- Born: June 15, 1947 (age 79) Vrabevo, PR Bulgaria
- Education: Warsaw School of Economics (B.Sc, M.Sc)
- Occupations: Publisher; Editor; Journalist;
- Spouse: Joanna Morawska
- Children: Daniel Ivandjiiski
- Website: Strogo Sekretno (Top Secret)

= Krassimir Ivandjiiski =

Bulgarian journalist

Krassimir Ivanov Ivandjiiski (Красимир Иванов Иванджийски, born 15 June 1947) is a former Soviet-era Bulgarian Ministry of Foreign Trade official who, since 1994, has been the publisher and editor-in-chief of the Bulgarian political news website, Strogo Sekretno (Строго секретно; English "Top Secret"). Krassimir is also the father of Daniel Ivandjiiski, founder of the U.S.-based financial right-wing website, Zero Hedge.

==Career==
Ivandjiiski was born on 15 June 1947 in Vrabevo, Bulgaria. He graduated from the English college in Sofia in 1966 and, in 1971, graduated from the Warsaw University of Planning and Economics with an M.Sc. in Foreign Trade. From 1973, Ivandjiiski worked at the Bulgarian Ministry of Foreign Trade. In 1974, he became a member of the International Organization of Journalists (an organisation labelled as a front for Soviet propaganda). In 1975, he was an international correspondent for the Rabotnichesko Delo newspaper. From 1978 to 1982, he was head of the Bulgarian Offices for Central Europe: Prague, Warsaw, and Vienna; and from 1985 to 1990, was head of the Bulgarian Offices for Africa: Zimbabwe and Ethiopia.

After the fall of communism in Eastern Europe, from 1991, Ivandjiiski states that he headed a political and economic think-tank group (the name of the group(s) are not given). From 1984 to 1994, he also states that he was a guest professor in geopolitics, geoeconomics and international relations (the names of the universities are not given).

Since 1994, Ivandjiiski has been the publisher and editor-in-chief of the website Strogo Sekretno (Строго секретно; English "Top Secret"), and monthly publication Bulgarian Confidential. Strogo Sekretno describes itself as: "Above all, Top Secret is a national political newspaper. It is the only independent newspaper in Bulgaria, which is the only real alternative to manipulated mass media."

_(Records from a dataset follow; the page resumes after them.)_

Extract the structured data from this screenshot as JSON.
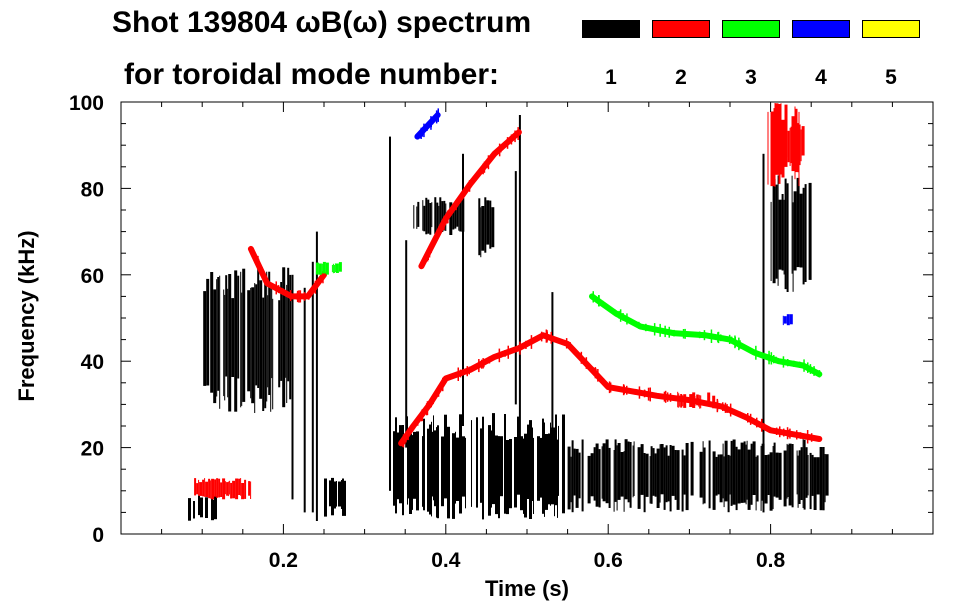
{
  "title": {
    "line1": "Shot 139804 ωB(ω) spectrum",
    "line2": "for toroidal mode number:"
  },
  "legend": [
    {
      "label": "1",
      "color": "#000000"
    },
    {
      "label": "2",
      "color": "#ff0000"
    },
    {
      "label": "3",
      "color": "#00ff00"
    },
    {
      "label": "4",
      "color": "#0000ff"
    },
    {
      "label": "5",
      "color": "#ffff00"
    }
  ],
  "chart_data": {
    "type": "heatmap",
    "title": "Shot 139804 ωB(ω) spectrum for toroidal mode number:",
    "xlabel": "Time (s)",
    "ylabel": "Frequency (kHz)",
    "xlim": [
      0.0,
      1.0
    ],
    "ylim": [
      0,
      100
    ],
    "x_ticks": [
      0.2,
      0.4,
      0.6,
      0.8
    ],
    "x_tick_labels": [
      "0.2",
      "0.4",
      "0.6",
      "0.8"
    ],
    "y_ticks": [
      0,
      20,
      40,
      60,
      80,
      100
    ],
    "y_tick_labels": [
      "0",
      "20",
      "40",
      "60",
      "80",
      "100"
    ],
    "grid": false,
    "series": [
      {
        "name": "n=1",
        "color": "#000000",
        "regions": [
          {
            "t0": 0.1,
            "t1": 0.21,
            "f0": 28,
            "f1": 62
          },
          {
            "t0": 0.08,
            "t1": 0.12,
            "f0": 3,
            "f1": 9
          },
          {
            "t0": 0.25,
            "t1": 0.28,
            "f0": 4,
            "f1": 14
          },
          {
            "t0": 0.335,
            "t1": 0.545,
            "f0": 3,
            "f1": 28
          },
          {
            "t0": 0.55,
            "t1": 0.87,
            "f0": 5,
            "f1": 22
          },
          {
            "t0": 0.36,
            "t1": 0.42,
            "f0": 69,
            "f1": 78
          },
          {
            "t0": 0.44,
            "t1": 0.46,
            "f0": 64,
            "f1": 78
          },
          {
            "t0": 0.8,
            "t1": 0.85,
            "f0": 55,
            "f1": 84
          }
        ],
        "streaks": [
          {
            "t": 0.21,
            "f0": 8,
            "f1": 60
          },
          {
            "t": 0.225,
            "f0": 5,
            "f1": 57
          },
          {
            "t": 0.235,
            "f0": 5,
            "f1": 63
          },
          {
            "t": 0.24,
            "f0": 3,
            "f1": 70
          },
          {
            "t": 0.33,
            "f0": 10,
            "f1": 92
          },
          {
            "t": 0.35,
            "f0": 20,
            "f1": 68
          },
          {
            "t": 0.42,
            "f0": 25,
            "f1": 88
          },
          {
            "t": 0.485,
            "f0": 30,
            "f1": 84
          },
          {
            "t": 0.49,
            "f0": 20,
            "f1": 97
          },
          {
            "t": 0.53,
            "f0": 22,
            "f1": 56
          },
          {
            "t": 0.79,
            "f0": 5,
            "f1": 88
          }
        ]
      },
      {
        "name": "n=2",
        "color": "#ff0000",
        "ridge": [
          [
            0.345,
            21
          ],
          [
            0.36,
            25
          ],
          [
            0.38,
            30
          ],
          [
            0.4,
            36
          ],
          [
            0.43,
            38
          ],
          [
            0.46,
            41
          ],
          [
            0.49,
            43
          ],
          [
            0.52,
            46
          ],
          [
            0.55,
            44
          ],
          [
            0.58,
            38
          ],
          [
            0.6,
            34
          ],
          [
            0.63,
            33
          ],
          [
            0.66,
            32
          ],
          [
            0.7,
            31
          ],
          [
            0.74,
            29.5
          ],
          [
            0.77,
            27
          ],
          [
            0.8,
            24
          ],
          [
            0.83,
            23
          ],
          [
            0.86,
            22
          ]
        ],
        "ridge2": [
          [
            0.37,
            62
          ],
          [
            0.4,
            73
          ],
          [
            0.43,
            81
          ],
          [
            0.46,
            88
          ],
          [
            0.49,
            93
          ]
        ],
        "ridge3": [
          [
            0.16,
            66
          ],
          [
            0.18,
            58
          ],
          [
            0.21,
            55
          ],
          [
            0.23,
            55
          ],
          [
            0.25,
            60
          ]
        ],
        "regions": [
          {
            "t0": 0.795,
            "t1": 0.835,
            "f0": 80,
            "f1": 100
          },
          {
            "t0": 0.8,
            "t1": 0.84,
            "f0": 85,
            "f1": 96
          },
          {
            "t0": 0.09,
            "t1": 0.16,
            "f0": 8,
            "f1": 13
          },
          {
            "t0": 0.685,
            "t1": 0.73,
            "f0": 29,
            "f1": 33
          }
        ]
      },
      {
        "name": "n=3",
        "color": "#00ff00",
        "ridge": [
          [
            0.58,
            55
          ],
          [
            0.61,
            51
          ],
          [
            0.64,
            48
          ],
          [
            0.68,
            46.5
          ],
          [
            0.72,
            46
          ],
          [
            0.75,
            45
          ],
          [
            0.78,
            42
          ],
          [
            0.81,
            40
          ],
          [
            0.84,
            39
          ],
          [
            0.86,
            37
          ]
        ],
        "regions": [
          {
            "t0": 0.24,
            "t1": 0.27,
            "f0": 60,
            "f1": 63
          }
        ]
      },
      {
        "name": "n=4",
        "color": "#0000ff",
        "ridge": [
          [
            0.365,
            92
          ],
          [
            0.38,
            95
          ],
          [
            0.39,
            97
          ]
        ],
        "regions": [
          {
            "t0": 0.815,
            "t1": 0.825,
            "f0": 48,
            "f1": 51
          }
        ]
      },
      {
        "name": "n=5",
        "color": "#ffff00",
        "regions": []
      }
    ]
  }
}
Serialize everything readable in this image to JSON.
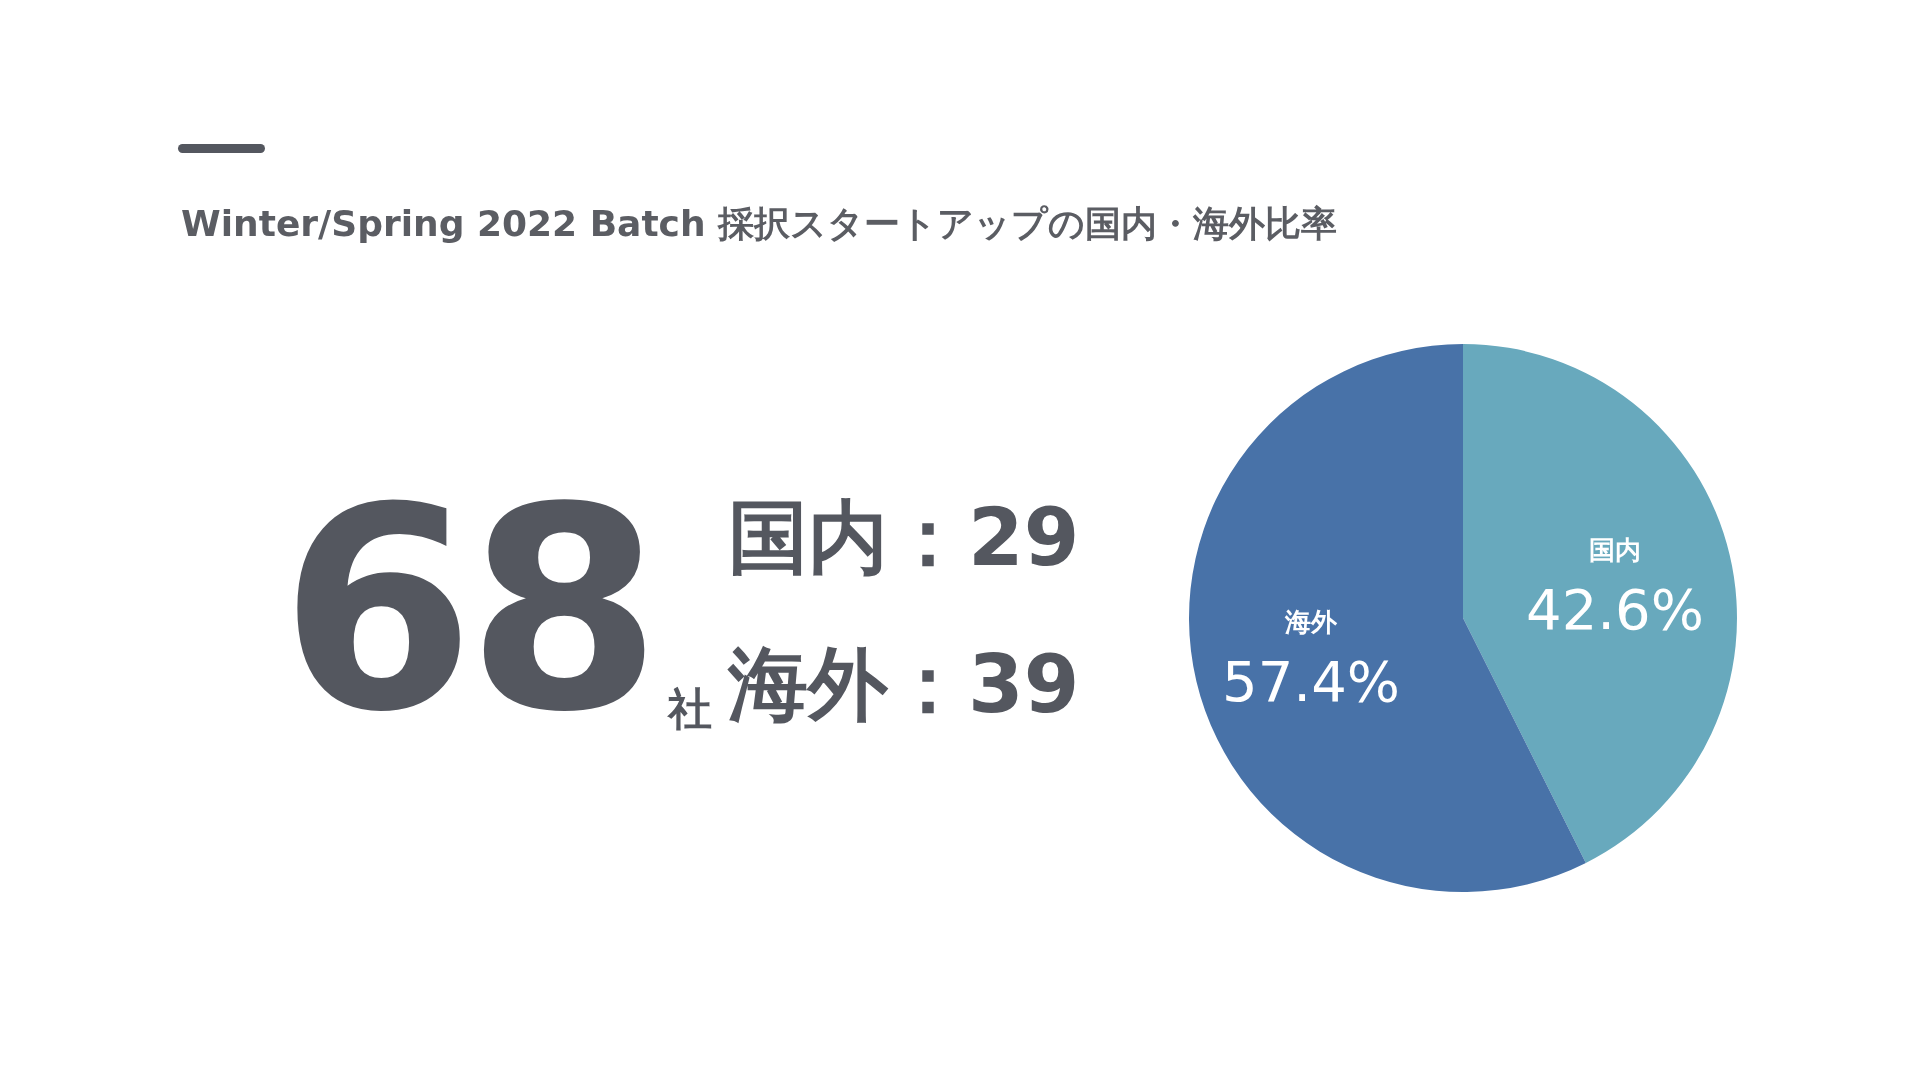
{
  "chart_data": [
    {
      "type": "other",
      "annotations": [
        "68",
        "社",
        "国内：29",
        "海外：39"
      ]
    },
    {
      "type": "pie",
      "title": "Winter/Spring 2022 Batch 採択スタートアップの国内・海外比率",
      "categories": [
        "国内",
        "海外"
      ],
      "values": [
        42.6,
        57.4
      ],
      "colors": [
        "#68a9bd",
        "#4872a8"
      ],
      "value_labels": [
        "42.6%",
        "57.4%"
      ],
      "legend": false
    }
  ]
}
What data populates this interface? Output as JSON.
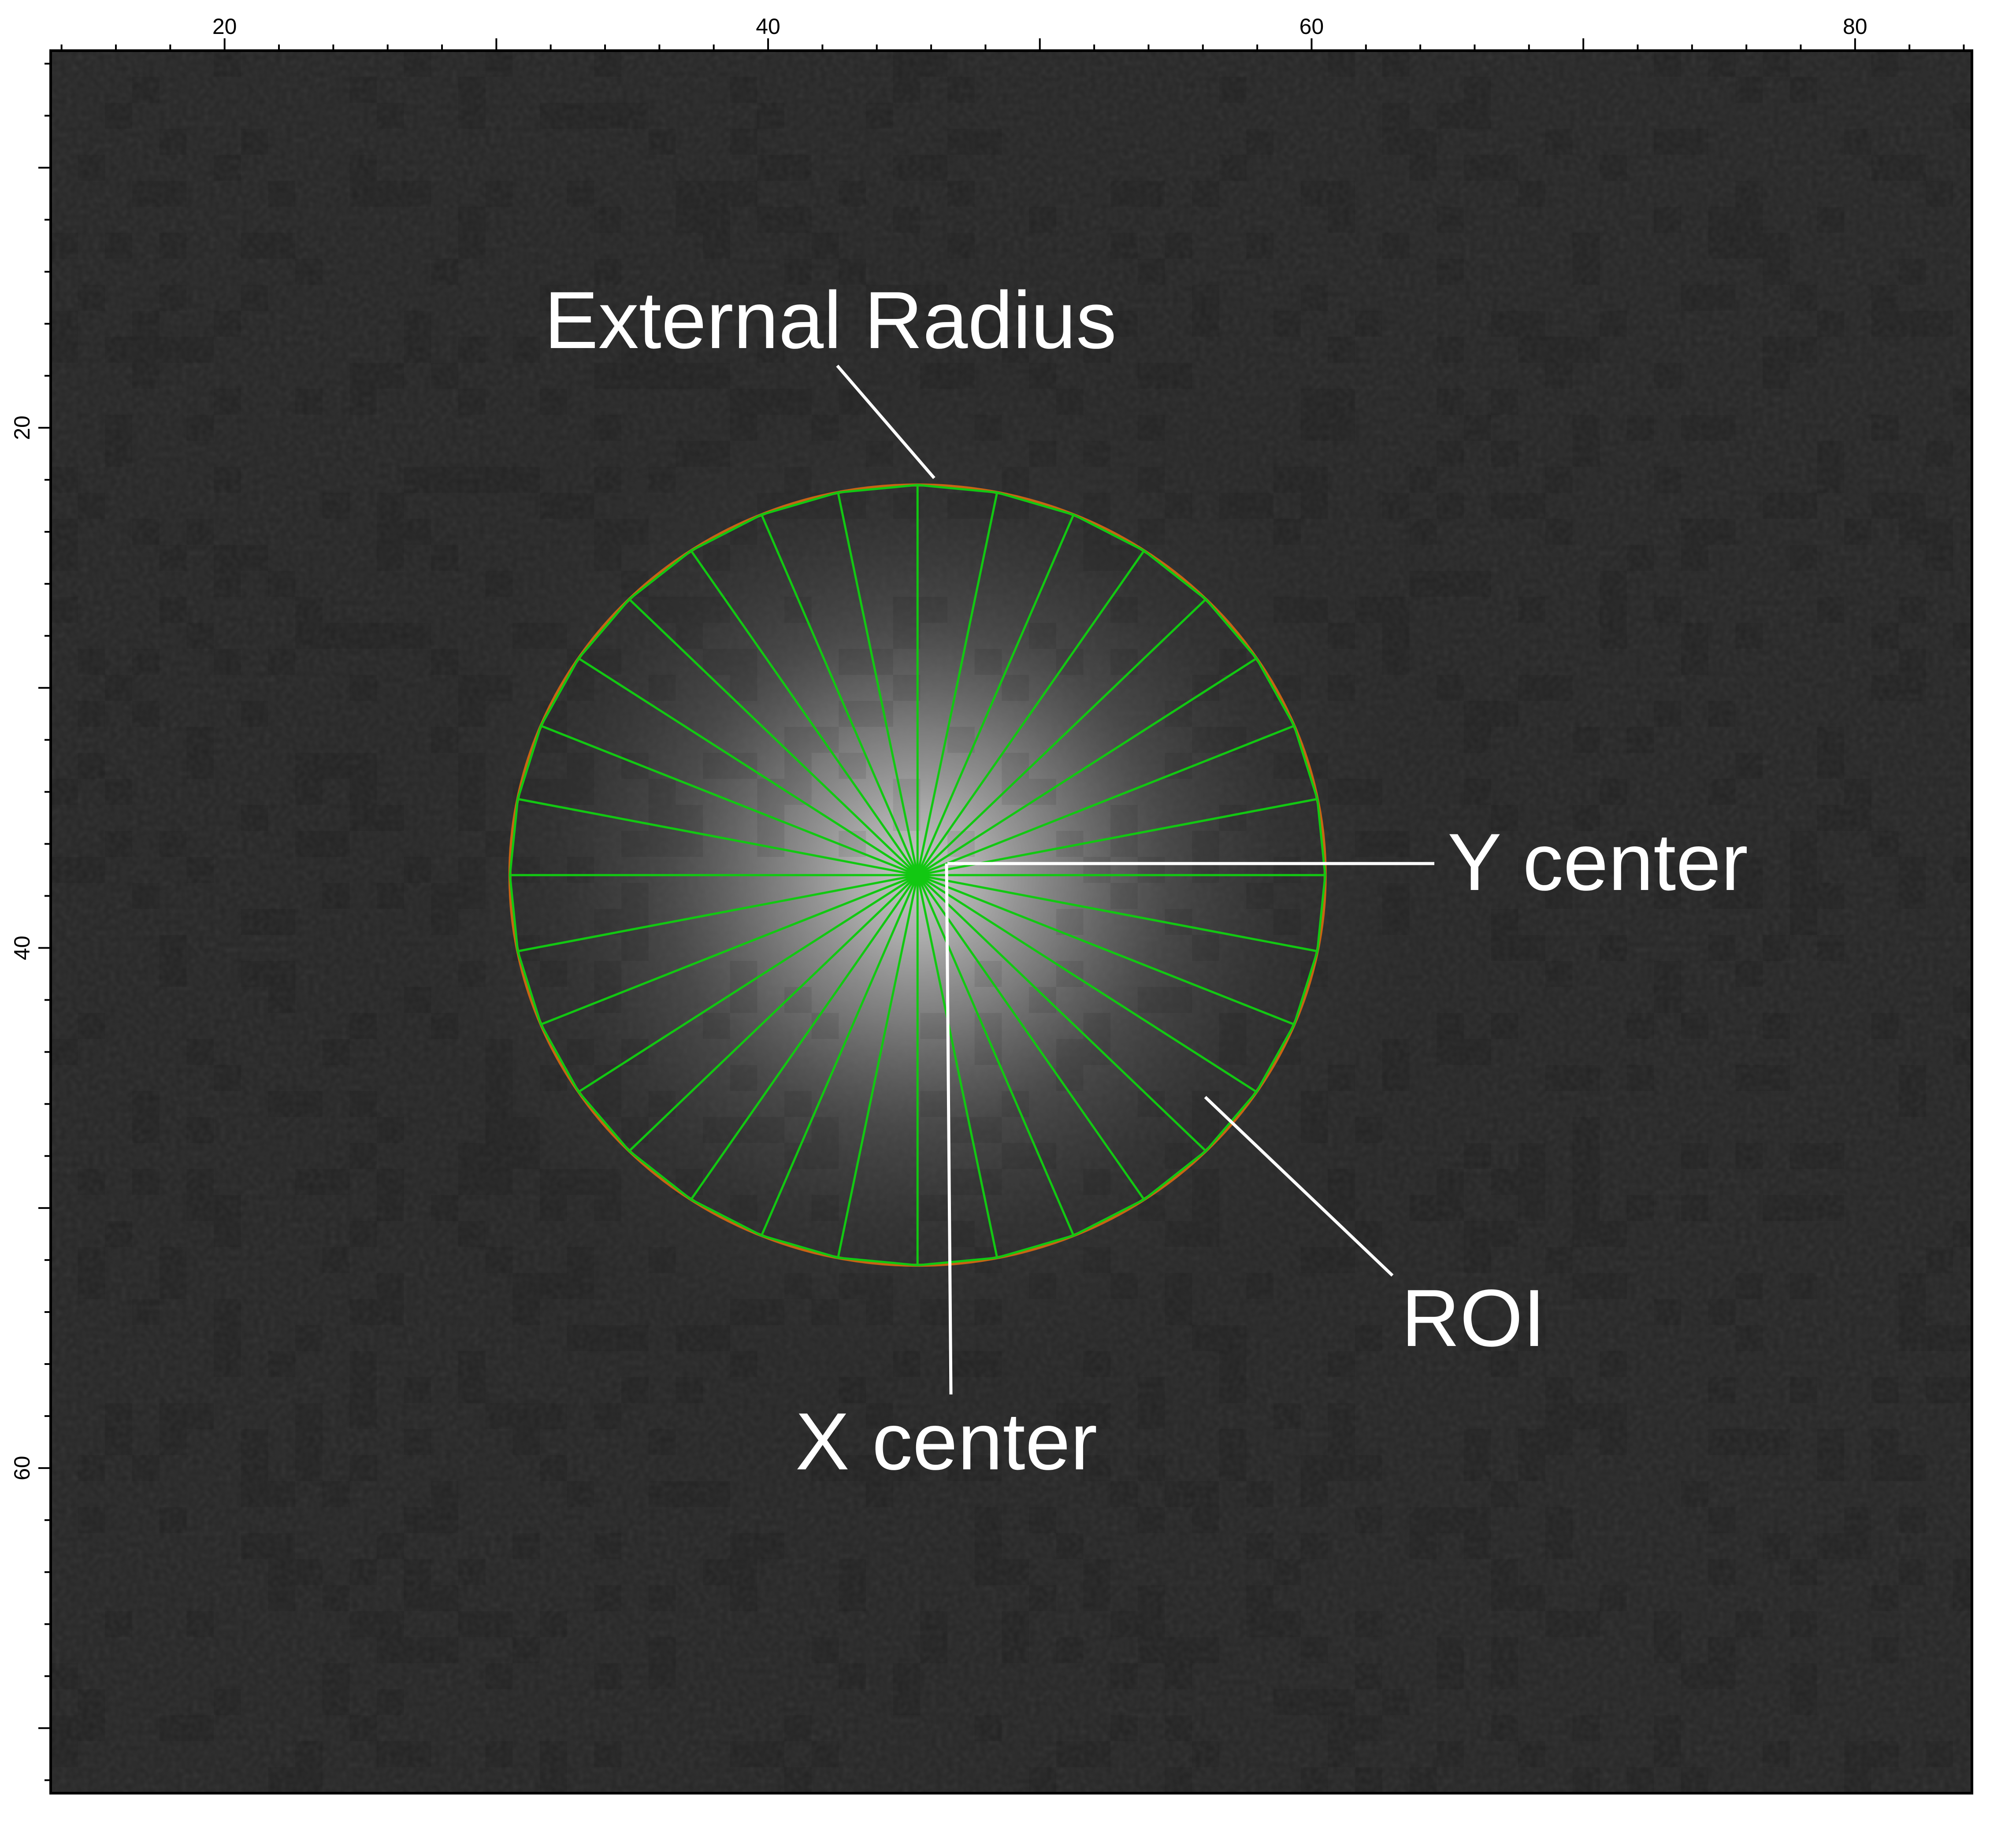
{
  "image": {
    "x_ticks": [
      {
        "value": 20,
        "label": "20"
      },
      {
        "value": 40,
        "label": "40"
      },
      {
        "value": 60,
        "label": "60"
      },
      {
        "value": 80,
        "label": "80"
      }
    ],
    "y_ticks": [
      {
        "value": 20,
        "label": "20"
      },
      {
        "value": 40,
        "label": "40"
      },
      {
        "value": 60,
        "label": "60"
      }
    ],
    "x_range": [
      13.6,
      84.3
    ],
    "y_range": [
      5.5,
      72.5
    ],
    "background_color": "#262626",
    "peak_color": "#c8c8c8"
  },
  "roi": {
    "shape": "circle",
    "center_x": 45.5,
    "center_y": 37.2,
    "radius": 15,
    "spoke_count": 32,
    "spoke_color": "#12c812",
    "outline_color": "#c86414"
  },
  "annotations": {
    "external_radius": "External Radius",
    "y_center": "Y center",
    "roi": "ROI",
    "x_center": "X center"
  }
}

Strogo Sekretno has been criticized by New Republic writer Seth Hettena as antisemitic and promoting misinformation, citing the example of an article portraying the COVID-19 pandemic as a Western Zionist "act of bioterrorism". The American Jewish Congress criticized a statement in the article saying that:“More than any other region of the planet, scientific researchers and investigative journalists alike throughout the Middle East appear to be fully abreast of the “Who” and “Why” behind this bioengineered coronavirus pandemic...The bottom line to the “Cio bono?”[sic] question is that Zionism always wins, while everyone always loses... China and Russia both lose. So does Iran. The US and UK will ultimately lose even though they might look like winners. India and Pakistan both lose. The entire Middle East loses again except Israel. Just watch how this pandemic evolves across the planet and we shall see who really started it from their safe haven.” (Note: The link to the article stating this content can be found at https://strogosekretno.com/index.php?p=newsroom&nid=9498)In 2019, Ivandjiiski filed a criminal complaint in a court in Bulgaria against Seth Hettena, an American journalist who previously wrote about Zero Hedge, and its connections to Bulgaria; the complaint was dismissed by a court.

==Personal life==

Ivandjiiski's profile on Strogo Sekretno (Bulgarian: Строго секретно; English "Top Secret"), describes him as: "Married, one son – leading world financial and economic expert", however, his son is not named. A September 2009 article by New York, stated that his son is Daniel Ivandjiiski, the founder of the U.S-based financial website, Zero Hedge. Litigation in 2019 reported Krassimir as Daniel's father.

A 27 March 2012 complaint, named Daniel K. Ivandjiiski of the website, Zero Hedge, as a co-conspirator in a civil suit alleging a short and distort stock manipulation scheme regarding the GEROVA Financial Group, in which Daniel was vindicated with the SEC prosecuting several major GEROVA investors and company executives in September 2015, who were sentenced to jail in 2017, named his father as Krassimir Ivandjiski, and re-printed translated material from the Strogo Sekretno website regarding his profile. The complaint stated that in March 2012, the owner of the zerohedge.com domain name, ABC Media Limited, was registered at the same Sofia, Bulgaria, P.O. Box 814, as the correspondence for strogosekretno.com website.